Dari sekian kebodohan yang pernah dilakukannya, Krist merasa kali ini adalah hal yang paling bodoh.   Bisa-bisanya ia berlari begitu saja di jalanan tanpa mengeceknya lebih dulu, karena kebodohannya ini juga nyawanya hampir melayang. Tuhan masih memberinya kesempatan untuk hidup, mobil itu mengerem tepat waktu meskipun harus membanting stir dan hampir menabrak pohon.
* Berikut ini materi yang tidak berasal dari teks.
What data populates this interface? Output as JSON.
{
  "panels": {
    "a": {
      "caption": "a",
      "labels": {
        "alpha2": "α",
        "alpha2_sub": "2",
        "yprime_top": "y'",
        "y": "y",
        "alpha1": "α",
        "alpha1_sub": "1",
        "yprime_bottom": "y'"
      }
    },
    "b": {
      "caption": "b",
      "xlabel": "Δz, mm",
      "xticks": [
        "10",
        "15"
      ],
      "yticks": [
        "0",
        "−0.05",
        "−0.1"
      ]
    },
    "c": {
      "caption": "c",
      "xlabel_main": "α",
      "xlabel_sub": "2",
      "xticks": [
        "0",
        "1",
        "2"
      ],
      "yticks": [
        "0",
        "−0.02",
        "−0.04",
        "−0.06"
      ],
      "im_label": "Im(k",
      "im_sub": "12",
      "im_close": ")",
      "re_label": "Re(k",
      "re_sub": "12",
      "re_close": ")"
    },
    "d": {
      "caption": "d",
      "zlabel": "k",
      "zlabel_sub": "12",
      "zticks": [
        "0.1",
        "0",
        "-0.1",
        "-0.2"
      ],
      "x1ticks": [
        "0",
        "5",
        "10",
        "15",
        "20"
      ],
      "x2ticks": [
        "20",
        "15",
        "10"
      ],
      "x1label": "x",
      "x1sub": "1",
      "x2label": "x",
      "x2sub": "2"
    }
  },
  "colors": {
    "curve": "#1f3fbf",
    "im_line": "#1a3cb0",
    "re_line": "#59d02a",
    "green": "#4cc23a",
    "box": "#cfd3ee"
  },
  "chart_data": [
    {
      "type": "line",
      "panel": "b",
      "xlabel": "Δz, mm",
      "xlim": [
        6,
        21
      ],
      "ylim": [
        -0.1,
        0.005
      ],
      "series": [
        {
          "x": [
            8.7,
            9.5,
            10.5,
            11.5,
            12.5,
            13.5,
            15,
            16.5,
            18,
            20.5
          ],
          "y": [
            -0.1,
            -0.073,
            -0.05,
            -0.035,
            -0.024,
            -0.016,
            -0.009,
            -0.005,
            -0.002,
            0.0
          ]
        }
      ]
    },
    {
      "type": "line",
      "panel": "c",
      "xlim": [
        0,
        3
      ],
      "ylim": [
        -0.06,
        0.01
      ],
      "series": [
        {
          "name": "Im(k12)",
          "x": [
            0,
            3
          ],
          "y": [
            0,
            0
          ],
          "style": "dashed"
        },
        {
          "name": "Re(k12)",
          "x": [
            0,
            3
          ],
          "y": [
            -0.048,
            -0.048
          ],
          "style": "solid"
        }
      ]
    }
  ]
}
"KAU ITU PUNYA OTAK TIDAK!? APA KAU HIDUP DI HUTAN SAMPAI MENGIRA JALANAN INI TANAH LAPANG YANG BISA KAU PAKAI UNTUK BERLARIAN!?," orang yang menyetir mobil tersebut keluar dari mobil dan memakinya habis-habisan. Tentu saja orang itu marah dan sangat kesal, ia hampir menabrak orang dan hampir menabrak pohon yang tentu saja hampir membuat dirinya sendiri kehilangan nyawa.